Cryptococcus neoformans CAP59 (or Cap59p) is involved in the extracellular trafficking of capsular glucuronoxylomannan

Abstract

Several genes are essential for Cryptococcus neoformans capsule synthesis, but their functions are unknown. We examined the localization of glucuronoxylomannan (GXM) in strain B-3501 and in cap59 mutants B-4131 and C536. Wild-type strain B-3501 showed a visible capsule by India ink staining and immunofluorescence with anticapsular monoclonal antibodies (MAbs) 12A1 and 18B7. B-4131, a mutant containing a missense mutation in CAP59, showed no capsule by India ink staining but revealed the presence of capsular polysaccharide on the cell surface by immunofluorescence.

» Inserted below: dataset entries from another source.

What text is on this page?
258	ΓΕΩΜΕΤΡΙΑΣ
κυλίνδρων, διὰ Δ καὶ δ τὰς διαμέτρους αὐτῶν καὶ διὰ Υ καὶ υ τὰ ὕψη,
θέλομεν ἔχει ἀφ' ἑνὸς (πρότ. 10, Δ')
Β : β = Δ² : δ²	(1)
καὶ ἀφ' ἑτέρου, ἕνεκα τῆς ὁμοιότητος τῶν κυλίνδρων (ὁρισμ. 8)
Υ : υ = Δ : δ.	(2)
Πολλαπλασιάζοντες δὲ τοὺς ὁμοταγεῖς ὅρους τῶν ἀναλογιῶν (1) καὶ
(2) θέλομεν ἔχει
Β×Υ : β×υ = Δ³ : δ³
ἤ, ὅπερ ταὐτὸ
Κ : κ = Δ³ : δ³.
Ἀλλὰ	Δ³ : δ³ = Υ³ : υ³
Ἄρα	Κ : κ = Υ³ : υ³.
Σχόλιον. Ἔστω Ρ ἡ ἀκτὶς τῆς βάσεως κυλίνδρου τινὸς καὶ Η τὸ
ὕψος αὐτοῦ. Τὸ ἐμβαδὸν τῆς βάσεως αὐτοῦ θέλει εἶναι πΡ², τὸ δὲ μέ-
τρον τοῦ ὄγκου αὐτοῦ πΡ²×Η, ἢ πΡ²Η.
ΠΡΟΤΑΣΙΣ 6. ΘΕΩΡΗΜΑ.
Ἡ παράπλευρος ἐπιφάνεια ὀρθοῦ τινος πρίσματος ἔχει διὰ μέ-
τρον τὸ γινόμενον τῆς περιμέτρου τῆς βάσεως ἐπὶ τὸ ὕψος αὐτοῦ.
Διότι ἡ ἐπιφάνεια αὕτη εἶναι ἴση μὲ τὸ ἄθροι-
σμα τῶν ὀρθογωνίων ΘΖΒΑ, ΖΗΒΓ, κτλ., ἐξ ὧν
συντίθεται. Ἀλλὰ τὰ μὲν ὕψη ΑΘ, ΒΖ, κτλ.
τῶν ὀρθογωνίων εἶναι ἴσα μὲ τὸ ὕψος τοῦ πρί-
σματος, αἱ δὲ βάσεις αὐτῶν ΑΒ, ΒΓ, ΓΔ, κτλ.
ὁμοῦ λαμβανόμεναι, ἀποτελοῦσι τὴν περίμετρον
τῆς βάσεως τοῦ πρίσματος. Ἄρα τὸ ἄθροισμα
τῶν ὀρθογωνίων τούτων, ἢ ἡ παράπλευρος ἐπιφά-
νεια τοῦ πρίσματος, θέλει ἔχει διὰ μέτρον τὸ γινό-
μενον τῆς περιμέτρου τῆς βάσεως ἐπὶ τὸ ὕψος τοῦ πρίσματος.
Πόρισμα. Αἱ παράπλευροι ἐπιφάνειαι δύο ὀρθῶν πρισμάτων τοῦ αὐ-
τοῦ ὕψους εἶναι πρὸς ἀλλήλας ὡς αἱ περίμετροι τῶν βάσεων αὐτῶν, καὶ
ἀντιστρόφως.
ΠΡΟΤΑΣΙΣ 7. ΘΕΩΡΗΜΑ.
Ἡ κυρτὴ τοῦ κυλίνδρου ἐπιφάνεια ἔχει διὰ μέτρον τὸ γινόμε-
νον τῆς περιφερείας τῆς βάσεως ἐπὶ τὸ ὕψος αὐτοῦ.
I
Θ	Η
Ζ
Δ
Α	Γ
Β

The cap59 gene deletion mutant (C536), however, did not show a capsule by either India ink staining or immunofluorescence. Analysis of cell lysates for GXM by enzyme-linked immunosorbent assay revealed GXM in C536 samples. Furthermore, the epitopes recognized by MAbs 12A1, 2D10, 13F1, and 18B7 were each detected in the cytoplasm of all strains by immunogold electron microscopy, although there were differences in location consistent with differences in epitope synthesis and/or transport. In addition, the cells of B-3501 and B-4131, but not those of the cap59 deletant, assimilated raffinose or urea. Hence, the missense mutation of CAP59 in B-4131 partially hampered the trafficking of GXM but allowed the secretion of enzymes involved in hydrolysis of raffinose or urea. Furthermore, the cell diameter and volume for strain C536 are higher than those for strain B-3501 or B-4131 and may suggest the accumulation of cellular material in the cytoplasm. Our results suggest that CAP59 is involved in capsule synthesis by participating in the process of GXM (polysaccharide) export.

FIG. 1.

Phenotypic differences in ultrastructures of strains B-3501 (a), B-4131 (b), and C536 (c). Globose electron-dense inclusion were observed in 0 of 6, 0 of 6, and 8 of 11 cells of strains B3501, B4131, and C536, respectively. *, capsule; Cw, cell wall; Cy, cytoplasm. The arrow points to electron-dense inclusions found in vacuoles of C536. Bar, 1 μm.

FIG. 2.

India ink preparation and immunofluorescence after staining with MAbs 12A1 and 18B7 of strains B-3501, B-4131, and C536. Bar, 5 μm.

FIG. 3.

Analysis of the presence of GXM in cell lysates of B-3501, B-4131, and C536 as determined by capture ELISA. Cell lysates from B-3501 and B-4131 samples include capsular material. O.D., optical density.

FIG. 4.

Intracellular localization of GXM epitopes recognized by MAbs 2D10 (a), 12A1 (b), 13F1 (c), 18B7 (d), 5C11 (e), and ricin 45 (f) in strains B-3501, B-4131, and C536 as determined by immunogold labeling. *, capsule; Cw, cell wall; Cy, and cytoplasm. Bar, 1 μm.

FIG. 5.

Localization of the 12A1 epitope (arrows) throughout the cell cytoplasm (a), cell wall (b and c), and capsule (d). Bar, 1 μm.